Air Raids and Loss
Whilst in dock at Malta repairing damage from this encounter, Kingston was attacked by German aircraft and on 5 April was further damaged by a near miss. On 8 April she was hit by a bomb, forward. This penetrated the decks and passed out of the ships bottom without exploding. But now the destroyer needed to go into dock for underwater repairs. On 9 April she was placed in No. 4 dock, but remained afloat. By 11 April she was still afloat in the dock. - perhaps plates bent outwards by the passage of the bomb through the bottom made it impossible to dock-down and these plates were being burnt away by divers. At about 17.30 on 11 April 1942 she was hit on the port side amidships in the area of the bulkhead between the engine-room and the gearing-room. She rolled over on her port side and sank in the dock. The ship was declared a constructive total loss. On 21 January 1943 the No. 4 dock was dried-out. The damaged midships part of the destroyer was scrapped, thus separating the destroyer in two sections. Dummy bulkheads were fitted to make the two sections floatable while an amount of the superstructure was burnt away.
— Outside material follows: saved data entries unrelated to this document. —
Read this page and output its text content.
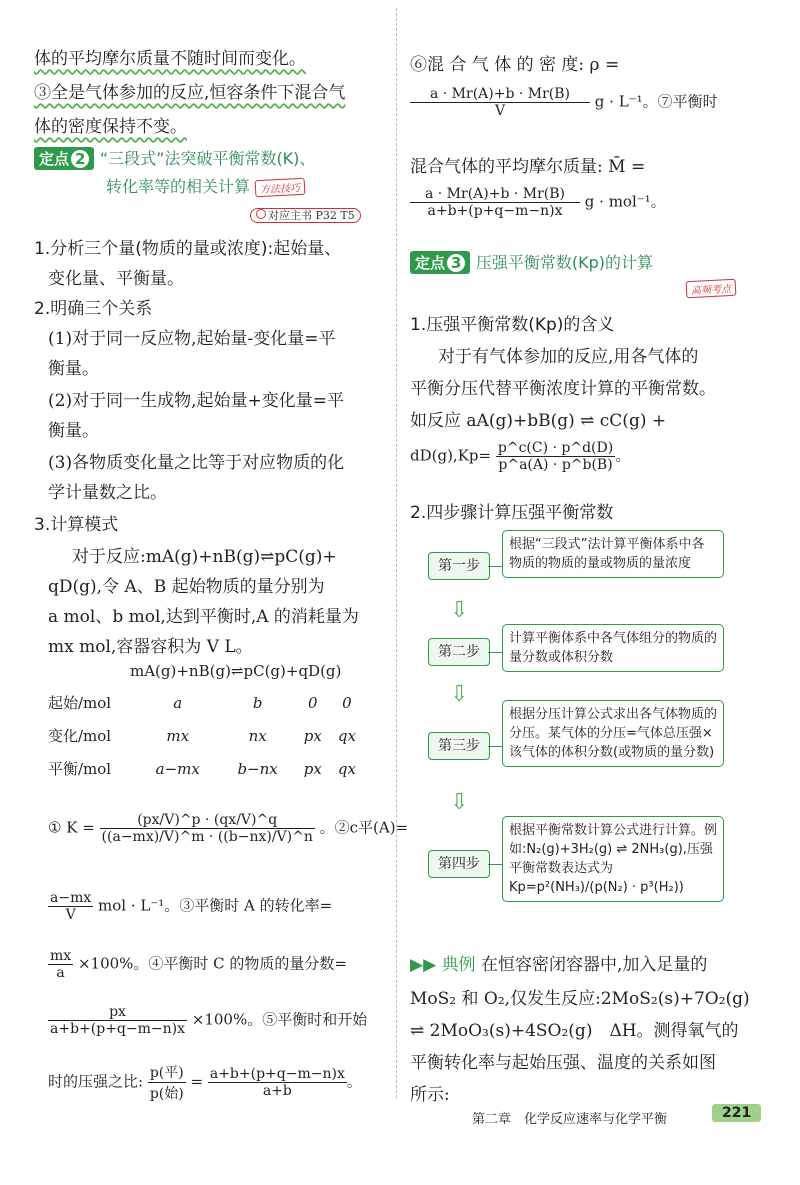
体的平均摩尔质量不随时间而变化。
③全是气体参加的反应,恒容条件下混合气
体的密度保持不变。
定点 2 “三段式”法突破平衡常数(K)、
转化率等的相关计算 方法技巧
对应主书 P32 T5
1.分析三个量(物质的量或浓度):起始量、
变化量、平衡量。
2.明确三个关系
(1)对于同一反应物,起始量-变化量=平
衡量。
(2)对于同一生成物,起始量+变化量=平
衡量。
(3)各物质变化量之比等于对应物质的化
学计量数之比。
3.计算模式
对于反应:mA(g)+nB(g)⇌pC(g)+
qD(g),令 A、B 起始物质的量分别为
a mol、b mol,达到平衡时,A 的消耗量为
mx mol,容器容积为 V L。
mA(g)+nB(g)⇌pC(g)+qD(g)
起始/mol	a	b	0	0
变化/mol	mx	nx	px	qx
平衡/mol	a−mx	b−nx	px	qx
① $K = \frac{(px/V)\^{}p \cdot (qx/V)\^{}q}{((a-mx)/V)\^{}m \cdot ((b-nx)/V)\^{}n}$ 。②c平(A)=
$\frac{a-mx}{V}$ mol · L⁻¹。③平衡时 A 的转化率=
$\frac{mx}{a} \times 100\%$。④平衡时 C 的物质的量分数=
$\frac{px}{a+b+(p+q-m-n)x} \times 100\%$。⑤平衡时和开始
时的压强之比: $\frac{\text{p(平)}}{\text{p(始)}} = \frac{a+b+(p+q-m-n)x}{a+b}$ 。
⑥混 合 气 体 的 密 度: ρ =
$\frac{a \cdot Mr(A)+b \cdot Mr(B)}{V}$ g · L⁻¹。⑦平衡时
混合气体的平均摩尔质量: M̄ =
$\frac{a \cdot Mr(A)+b \cdot Mr(B)}{a+b+(p+q-m-n)x}$ g · mol⁻¹。
定点 3 压强平衡常数(Kp)的计算
高频考点
1.压强平衡常数(Kp)的含义
对于有气体参加的反应,用各气体的
平衡分压代替平衡浓度计算的平衡常数。
如反应 aA(g)+bB(g) ⇌ cC(g) +
$dD(g),Kp= \frac{p\^{}c(C) \cdot p\^{}d(D)}{p\^{}a(A) \cdot p\^{}b(B)}$ 。
2.四步骤计算压强平衡常数
第一步
根据“三段式”法计算平衡体系中各物质的物质的量或物质的量浓度
⇩
第二步
计算平衡体系中各气体组分的物质的量分数或体积分数
⇩
第三步
根据分压计算公式求出各气体物质的分压。某气体的分压=气体总压强×该气体的体积分数(或物质的量分数)
⇩
第四步
根据平衡常数计算公式进行计算。例如:N₂(g)+3H₂(g) ⇌ 2NH₃(g),压强平衡常数表达式为Kp=p²(NH₃)/(p(N₂) · p³(H₂))
▶▶ 典例 在恒容密闭容器中,加入足量的
MoS₂ 和 O₂,仅发生反应:2MoS₂(s)+7O₂(g)
⇌ 2MoO₃(s)+4SO₂(g)　ΔH。测得氧气的
平衡转化率与起始压强、温度的关系如图
所示:
第二章　化学反应速率与化学平衡	221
The two sections of the Kingston were floated out of the dock on 5 April 1943 and in June were scuttled as a blockship between the Selmun headland and Selmunett Island (St Paul's Island) in northern Malta in the preparations for making a safe anchorage before the invasion of Sicily. In the early 1950s the two sections of the Kingston were scrapped, where sunk, by Italian shipbreakers.
On 4 April 1942 a bomb fell directly at the entrance of the Corradino tunnel. Among those killed by the blast were three officers from Kingston Commander Peter (or Philip) Somerville DSO., Lieutenant P. Hague and Sub-Lieutenant J. Carter, as well as five other sailors from the destroyer. Commander Somerville is buried at the Mtarfa Military Cemetery.